Collaborative Filtering in Recommender System: An Overview

Evelyn
6 min readNov 4, 2023

A review on how collaborative filtering uses data from other users or items to make personalized recommendations

Why use recommender system?

A recommender system helps user to quickly find the most relevant options when searching for items in e-commerce sites such as Amazon or contents in entertainment providers such as YouTube or Netflix. Having a good recommender system in place can significantly affect the success of these platforms by improving customer satisfaction and engagement.

Imagine trying to decide which movie to watch without being shown a list of recommended movies or shows, it would be a much less pleasant experience. Some users might even just opt to not watch anything at all due to the lack of idea. The fact is, sometimes the users don’t even know what exactly are they looking for until it pops up as a recommended items. On top of that, great product recommendations can further encourage impulse buying, which in turns will increase sales and revenue.

Collaborative Filtering

Recommender system can be either personalized or non-personalized. Non-personalized system can be simpler but personalized system tends to work better as it caters to the needs of each individual user. Collaborative filtering is a common method of personalized recommender system which filters information such as interactions data from other similar users. Since it works by predicting user ratings, it is considered as performing regression task. There are two general types of collaborative filtering:

  1. User to user
  2. Item to item

User to user collaborative filtering basically operates under the assumption that users who gave similar ratings to a certain item are likely to have the same preference for other items as well. Therefore this method mainly relies on finding similarity between users. However, in some cases, user preference might be to abstract to be broken down. This is where item to item collaborative filtering comes in handy. Here, similarity between items is used instead of similarity between users. In this article, we’ll be focusing on user to user collaborative filtering.

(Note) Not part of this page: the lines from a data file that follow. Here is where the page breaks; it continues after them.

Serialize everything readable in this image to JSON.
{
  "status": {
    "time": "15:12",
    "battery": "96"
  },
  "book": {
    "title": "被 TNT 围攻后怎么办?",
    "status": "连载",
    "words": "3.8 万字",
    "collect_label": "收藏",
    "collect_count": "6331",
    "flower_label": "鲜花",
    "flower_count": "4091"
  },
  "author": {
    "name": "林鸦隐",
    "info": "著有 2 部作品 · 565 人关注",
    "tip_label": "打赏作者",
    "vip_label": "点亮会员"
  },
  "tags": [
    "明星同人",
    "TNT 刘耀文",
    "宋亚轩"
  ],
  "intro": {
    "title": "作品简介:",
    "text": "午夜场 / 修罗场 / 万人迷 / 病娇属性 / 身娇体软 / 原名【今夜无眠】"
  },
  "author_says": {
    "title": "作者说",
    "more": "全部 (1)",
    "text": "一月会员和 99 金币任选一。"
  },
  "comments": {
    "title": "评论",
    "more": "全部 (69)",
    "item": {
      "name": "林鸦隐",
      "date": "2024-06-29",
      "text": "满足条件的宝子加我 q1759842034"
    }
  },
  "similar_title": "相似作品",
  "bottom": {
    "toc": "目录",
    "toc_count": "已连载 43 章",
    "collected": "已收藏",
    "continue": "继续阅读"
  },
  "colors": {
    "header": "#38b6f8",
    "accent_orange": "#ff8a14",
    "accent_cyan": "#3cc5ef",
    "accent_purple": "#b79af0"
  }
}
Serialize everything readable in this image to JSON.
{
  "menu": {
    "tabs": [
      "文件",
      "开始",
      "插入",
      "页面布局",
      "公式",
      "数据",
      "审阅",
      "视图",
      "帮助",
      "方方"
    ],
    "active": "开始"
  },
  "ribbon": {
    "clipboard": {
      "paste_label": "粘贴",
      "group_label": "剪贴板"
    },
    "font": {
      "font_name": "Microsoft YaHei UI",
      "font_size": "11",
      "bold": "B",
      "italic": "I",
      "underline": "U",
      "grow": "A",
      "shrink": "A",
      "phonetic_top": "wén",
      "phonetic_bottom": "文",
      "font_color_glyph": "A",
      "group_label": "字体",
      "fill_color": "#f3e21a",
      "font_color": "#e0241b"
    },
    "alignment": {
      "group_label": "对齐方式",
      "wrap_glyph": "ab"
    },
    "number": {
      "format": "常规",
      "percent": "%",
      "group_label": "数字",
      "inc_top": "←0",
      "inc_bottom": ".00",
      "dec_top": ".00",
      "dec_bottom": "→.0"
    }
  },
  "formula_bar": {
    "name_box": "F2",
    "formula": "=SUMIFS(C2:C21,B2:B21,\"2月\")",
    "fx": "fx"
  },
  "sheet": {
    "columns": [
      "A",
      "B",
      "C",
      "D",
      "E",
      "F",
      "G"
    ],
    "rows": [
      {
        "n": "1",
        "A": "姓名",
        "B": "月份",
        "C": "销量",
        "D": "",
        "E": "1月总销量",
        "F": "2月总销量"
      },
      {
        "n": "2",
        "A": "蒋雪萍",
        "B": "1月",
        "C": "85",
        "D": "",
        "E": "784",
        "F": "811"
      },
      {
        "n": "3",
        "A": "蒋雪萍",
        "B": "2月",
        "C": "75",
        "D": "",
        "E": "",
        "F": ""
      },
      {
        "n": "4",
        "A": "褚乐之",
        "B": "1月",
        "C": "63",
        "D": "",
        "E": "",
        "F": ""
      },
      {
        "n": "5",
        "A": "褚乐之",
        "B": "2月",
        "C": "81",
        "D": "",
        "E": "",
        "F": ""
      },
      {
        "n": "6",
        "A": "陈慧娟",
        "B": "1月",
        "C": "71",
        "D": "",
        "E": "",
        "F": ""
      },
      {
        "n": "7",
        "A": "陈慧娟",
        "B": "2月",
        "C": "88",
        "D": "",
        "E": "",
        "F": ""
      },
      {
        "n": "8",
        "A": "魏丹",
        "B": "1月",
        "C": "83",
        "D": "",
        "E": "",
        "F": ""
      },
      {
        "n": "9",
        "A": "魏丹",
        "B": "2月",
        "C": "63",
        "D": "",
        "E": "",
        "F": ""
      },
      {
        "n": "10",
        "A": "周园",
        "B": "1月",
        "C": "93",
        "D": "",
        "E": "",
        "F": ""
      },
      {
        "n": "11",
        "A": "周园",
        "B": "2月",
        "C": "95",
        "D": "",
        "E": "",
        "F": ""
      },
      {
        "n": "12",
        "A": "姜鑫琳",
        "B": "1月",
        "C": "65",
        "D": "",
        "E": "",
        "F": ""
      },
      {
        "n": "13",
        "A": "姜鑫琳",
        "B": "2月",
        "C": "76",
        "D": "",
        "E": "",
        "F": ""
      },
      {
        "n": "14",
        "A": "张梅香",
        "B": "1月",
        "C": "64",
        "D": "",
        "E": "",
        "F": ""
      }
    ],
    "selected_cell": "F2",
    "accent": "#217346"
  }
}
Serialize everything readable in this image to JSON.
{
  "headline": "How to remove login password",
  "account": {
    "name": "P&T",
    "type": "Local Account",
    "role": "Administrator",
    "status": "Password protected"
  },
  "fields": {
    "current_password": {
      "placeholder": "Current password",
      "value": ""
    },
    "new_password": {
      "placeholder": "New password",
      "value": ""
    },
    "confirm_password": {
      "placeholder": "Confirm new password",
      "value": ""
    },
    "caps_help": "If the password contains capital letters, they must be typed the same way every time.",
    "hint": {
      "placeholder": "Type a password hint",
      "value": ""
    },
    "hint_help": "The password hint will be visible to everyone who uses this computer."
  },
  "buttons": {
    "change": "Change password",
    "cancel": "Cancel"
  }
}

Workflow of collaborative filtering:

User to user collaborative filtering
  1. The process starts by converting the rating data into a utility matrix where the list of users are the rows and list of items are the columns.
  2. The next step is the Neighborhood collaborative filtering model where we use a similarity function to compute similarity between users with the output being a similarity matrix.
  3. A certain amount (K) of similar users (also known as neighbors) is taken and the rating prediction will be obtained by doing regression on these neighbors’ rating data.
  4. The items will then be sorted based on the highest rating and the top items will be recommended to the user.

Code

First, let’s define a function to compute a baseline rating, which is the global average rating with the addition of user and item bias.

def baseline_prediction(data, userid, movieid):
"""Function to calculate baseline prediction from user and movie """

# calculate global mean
global_mean = data.stack().dropna().mean()

# calculate user mean
user_mean = data.loc[userid, :].mean()

# calculate item mean
item_mean = data.loc[:, movieid].mean()

# calculate user bias
user_bias = global_mean - user_mean

# calculate item bias
item_bias = global_mean - item_mean

# calculate baseline
baseline_ui = global_mean + user_bias + item_bias

return baseline_ui

Next, we’ll add on another function to find the neighbors based on the similarity score calculated using cosine similarity. We’ll use

# calculate the mean rating from all user for each movie
user_mean = data.mean(axis=0)
user_removed_mean_rating = (data - user_mean).fillna(0)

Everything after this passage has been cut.